Cour d’appel de Paris, chambre sociale, rendant un arrêt le 6 mai 2025. Un salarié désigné représentant syndical contestait sa mutation géographique fondée sur une clause contractuelle. Le conseil de prud’hommes avait ordonné sa réintégration en référé. La cour d’appel, saisie de l’appel de l’employeur, confirme l’ordonnance. Elle statue sur la protection du salarié et la validité de la clause de mobilité.
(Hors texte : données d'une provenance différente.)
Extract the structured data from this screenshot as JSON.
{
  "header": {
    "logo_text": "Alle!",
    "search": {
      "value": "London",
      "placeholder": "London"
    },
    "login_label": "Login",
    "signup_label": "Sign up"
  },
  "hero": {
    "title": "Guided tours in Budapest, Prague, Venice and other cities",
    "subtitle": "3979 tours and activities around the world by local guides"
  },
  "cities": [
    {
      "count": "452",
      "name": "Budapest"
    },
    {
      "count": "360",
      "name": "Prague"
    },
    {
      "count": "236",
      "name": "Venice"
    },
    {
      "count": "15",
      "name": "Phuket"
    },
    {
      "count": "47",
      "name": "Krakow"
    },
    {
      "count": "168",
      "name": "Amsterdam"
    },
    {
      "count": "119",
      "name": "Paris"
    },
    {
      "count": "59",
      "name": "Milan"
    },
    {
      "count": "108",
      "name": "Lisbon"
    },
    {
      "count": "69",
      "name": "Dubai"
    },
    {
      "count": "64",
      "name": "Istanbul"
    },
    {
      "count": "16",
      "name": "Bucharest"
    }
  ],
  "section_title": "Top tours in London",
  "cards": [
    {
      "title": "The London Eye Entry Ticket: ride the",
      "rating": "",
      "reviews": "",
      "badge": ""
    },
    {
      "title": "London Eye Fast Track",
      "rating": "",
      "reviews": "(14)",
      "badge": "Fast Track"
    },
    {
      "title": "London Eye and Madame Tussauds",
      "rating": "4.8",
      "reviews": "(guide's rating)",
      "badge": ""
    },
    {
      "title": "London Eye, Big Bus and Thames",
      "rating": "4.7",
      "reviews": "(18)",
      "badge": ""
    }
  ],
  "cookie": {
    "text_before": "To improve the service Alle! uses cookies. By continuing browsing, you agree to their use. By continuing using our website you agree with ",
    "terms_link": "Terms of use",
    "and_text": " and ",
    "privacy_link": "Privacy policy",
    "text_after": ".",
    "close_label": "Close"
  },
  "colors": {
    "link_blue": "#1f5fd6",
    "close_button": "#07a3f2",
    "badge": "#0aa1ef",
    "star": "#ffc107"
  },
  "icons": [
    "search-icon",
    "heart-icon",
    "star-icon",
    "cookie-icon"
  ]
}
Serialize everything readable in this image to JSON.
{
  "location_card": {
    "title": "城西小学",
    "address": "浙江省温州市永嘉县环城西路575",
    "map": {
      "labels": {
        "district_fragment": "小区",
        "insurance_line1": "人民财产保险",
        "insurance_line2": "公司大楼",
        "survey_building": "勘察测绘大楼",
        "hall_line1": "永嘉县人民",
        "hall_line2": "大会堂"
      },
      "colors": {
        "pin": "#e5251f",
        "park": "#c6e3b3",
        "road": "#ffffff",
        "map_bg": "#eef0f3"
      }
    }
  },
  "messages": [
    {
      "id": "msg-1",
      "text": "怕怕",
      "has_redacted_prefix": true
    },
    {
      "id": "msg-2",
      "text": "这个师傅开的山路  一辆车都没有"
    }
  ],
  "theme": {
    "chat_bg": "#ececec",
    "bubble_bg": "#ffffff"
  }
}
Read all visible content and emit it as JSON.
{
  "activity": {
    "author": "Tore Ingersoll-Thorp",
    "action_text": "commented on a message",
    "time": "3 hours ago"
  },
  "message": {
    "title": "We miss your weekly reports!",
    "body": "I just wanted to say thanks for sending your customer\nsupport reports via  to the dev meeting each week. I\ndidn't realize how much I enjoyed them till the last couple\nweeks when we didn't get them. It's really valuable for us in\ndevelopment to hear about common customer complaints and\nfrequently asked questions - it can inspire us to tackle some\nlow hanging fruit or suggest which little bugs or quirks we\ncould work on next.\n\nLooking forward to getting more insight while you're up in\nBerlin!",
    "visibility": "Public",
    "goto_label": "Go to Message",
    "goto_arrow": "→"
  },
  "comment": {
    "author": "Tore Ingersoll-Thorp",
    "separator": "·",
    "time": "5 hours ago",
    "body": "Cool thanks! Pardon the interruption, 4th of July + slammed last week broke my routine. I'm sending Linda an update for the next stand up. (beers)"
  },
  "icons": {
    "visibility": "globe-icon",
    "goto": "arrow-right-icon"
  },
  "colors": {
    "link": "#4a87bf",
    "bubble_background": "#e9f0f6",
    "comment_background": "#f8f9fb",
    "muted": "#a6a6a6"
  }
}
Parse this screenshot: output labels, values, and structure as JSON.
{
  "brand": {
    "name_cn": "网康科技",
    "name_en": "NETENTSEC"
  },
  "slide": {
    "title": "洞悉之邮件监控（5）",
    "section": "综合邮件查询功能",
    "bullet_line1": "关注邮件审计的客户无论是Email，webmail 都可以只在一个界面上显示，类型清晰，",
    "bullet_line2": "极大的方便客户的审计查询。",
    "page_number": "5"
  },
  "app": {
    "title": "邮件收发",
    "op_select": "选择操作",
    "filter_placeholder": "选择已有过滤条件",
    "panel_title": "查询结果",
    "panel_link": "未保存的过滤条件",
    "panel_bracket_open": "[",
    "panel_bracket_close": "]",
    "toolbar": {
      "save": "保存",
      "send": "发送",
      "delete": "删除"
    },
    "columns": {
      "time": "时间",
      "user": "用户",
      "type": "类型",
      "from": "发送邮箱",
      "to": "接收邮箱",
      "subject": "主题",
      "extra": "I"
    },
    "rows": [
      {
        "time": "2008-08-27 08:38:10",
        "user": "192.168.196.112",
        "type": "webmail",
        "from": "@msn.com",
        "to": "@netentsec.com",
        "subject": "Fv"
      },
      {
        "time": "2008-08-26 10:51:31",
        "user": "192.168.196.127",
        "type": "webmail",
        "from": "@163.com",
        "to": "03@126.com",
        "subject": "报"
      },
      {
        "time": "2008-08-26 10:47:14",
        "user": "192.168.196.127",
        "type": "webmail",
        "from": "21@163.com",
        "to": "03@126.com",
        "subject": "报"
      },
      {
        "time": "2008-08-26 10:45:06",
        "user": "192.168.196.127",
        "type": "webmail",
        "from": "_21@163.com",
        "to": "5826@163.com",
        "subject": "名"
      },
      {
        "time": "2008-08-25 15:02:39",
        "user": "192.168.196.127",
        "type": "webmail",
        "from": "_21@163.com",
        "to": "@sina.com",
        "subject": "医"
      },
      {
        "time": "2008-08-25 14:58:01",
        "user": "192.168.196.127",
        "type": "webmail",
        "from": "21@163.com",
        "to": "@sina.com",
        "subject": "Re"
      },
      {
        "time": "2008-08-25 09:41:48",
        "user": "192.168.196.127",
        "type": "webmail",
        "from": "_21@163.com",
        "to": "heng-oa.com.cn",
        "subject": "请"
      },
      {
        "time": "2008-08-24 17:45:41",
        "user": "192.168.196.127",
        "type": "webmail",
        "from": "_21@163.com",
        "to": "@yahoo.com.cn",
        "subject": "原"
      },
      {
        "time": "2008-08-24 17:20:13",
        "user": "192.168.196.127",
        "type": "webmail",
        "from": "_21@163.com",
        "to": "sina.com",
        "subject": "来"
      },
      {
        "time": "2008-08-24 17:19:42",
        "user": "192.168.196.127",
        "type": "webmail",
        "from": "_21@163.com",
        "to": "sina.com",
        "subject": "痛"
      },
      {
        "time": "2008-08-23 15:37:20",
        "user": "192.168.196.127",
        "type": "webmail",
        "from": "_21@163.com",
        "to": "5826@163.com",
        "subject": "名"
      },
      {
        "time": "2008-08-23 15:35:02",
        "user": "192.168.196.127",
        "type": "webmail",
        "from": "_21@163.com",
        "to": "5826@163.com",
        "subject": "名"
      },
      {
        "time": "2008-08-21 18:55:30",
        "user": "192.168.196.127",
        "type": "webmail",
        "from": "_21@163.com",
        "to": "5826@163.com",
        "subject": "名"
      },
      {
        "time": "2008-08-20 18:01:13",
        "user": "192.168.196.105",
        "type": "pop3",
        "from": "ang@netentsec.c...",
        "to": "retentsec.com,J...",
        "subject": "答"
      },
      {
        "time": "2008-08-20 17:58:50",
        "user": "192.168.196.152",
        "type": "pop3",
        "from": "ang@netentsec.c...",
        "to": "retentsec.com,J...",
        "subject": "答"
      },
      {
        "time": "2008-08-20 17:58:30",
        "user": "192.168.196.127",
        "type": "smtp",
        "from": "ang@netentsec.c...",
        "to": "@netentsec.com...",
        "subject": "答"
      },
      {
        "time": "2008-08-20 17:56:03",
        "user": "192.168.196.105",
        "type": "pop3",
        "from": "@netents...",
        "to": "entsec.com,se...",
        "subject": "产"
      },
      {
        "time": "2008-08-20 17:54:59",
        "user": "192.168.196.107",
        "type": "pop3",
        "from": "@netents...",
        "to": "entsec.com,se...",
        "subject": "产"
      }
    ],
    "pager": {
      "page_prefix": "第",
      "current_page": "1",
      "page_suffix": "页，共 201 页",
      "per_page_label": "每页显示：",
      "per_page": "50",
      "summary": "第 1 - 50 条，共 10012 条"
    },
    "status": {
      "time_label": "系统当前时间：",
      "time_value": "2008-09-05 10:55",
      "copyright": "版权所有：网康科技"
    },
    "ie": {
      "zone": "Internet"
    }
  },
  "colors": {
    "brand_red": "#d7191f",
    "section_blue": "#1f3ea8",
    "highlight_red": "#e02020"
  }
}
La protection du salarié représentant et le moment de son opposabilité
Le critère déterminant est la connaissance effective par l’employeur. La protection attachée au mandat représentatif n’est opposable à l’employeur qu’à compter de sa connaissance effective de cette désignation. « La connaissance par l’employeur de la qualité de salarié protégé est déterminante pour entraîner la protection du salarié. » (Motifs) En l’espèce, la notification de la mutation est intervenue avant la réception effective de la désignation. « Ces éléments font apparaître que ni le 14 décembre 2023 ni le 20 janvier 2024 l’employeur n’avait encore connaissance de la qualité de salarié protégé » (Motifs) La cour écarte ainsi le trouble manifestement illicite sur ce fondement.
La valeur de cette solution réside dans sa précision temporelle. Elle écarte une protection rétroactive basée sur la seule date d’expédition du courrier. La portée est pratique, imposant aux syndicats une diligence dans la notification et une preuve de réception. Elle rappelle que la protection, bien que forte, n’est pas invocable contre des décisions antérieurement arrêtées. Cette analyse prévaut sur toute clause contractuelle contraire. « Les clauses d’un contrat de travail ne peuvent prévaloir sur le statut protecteur. » (Motifs)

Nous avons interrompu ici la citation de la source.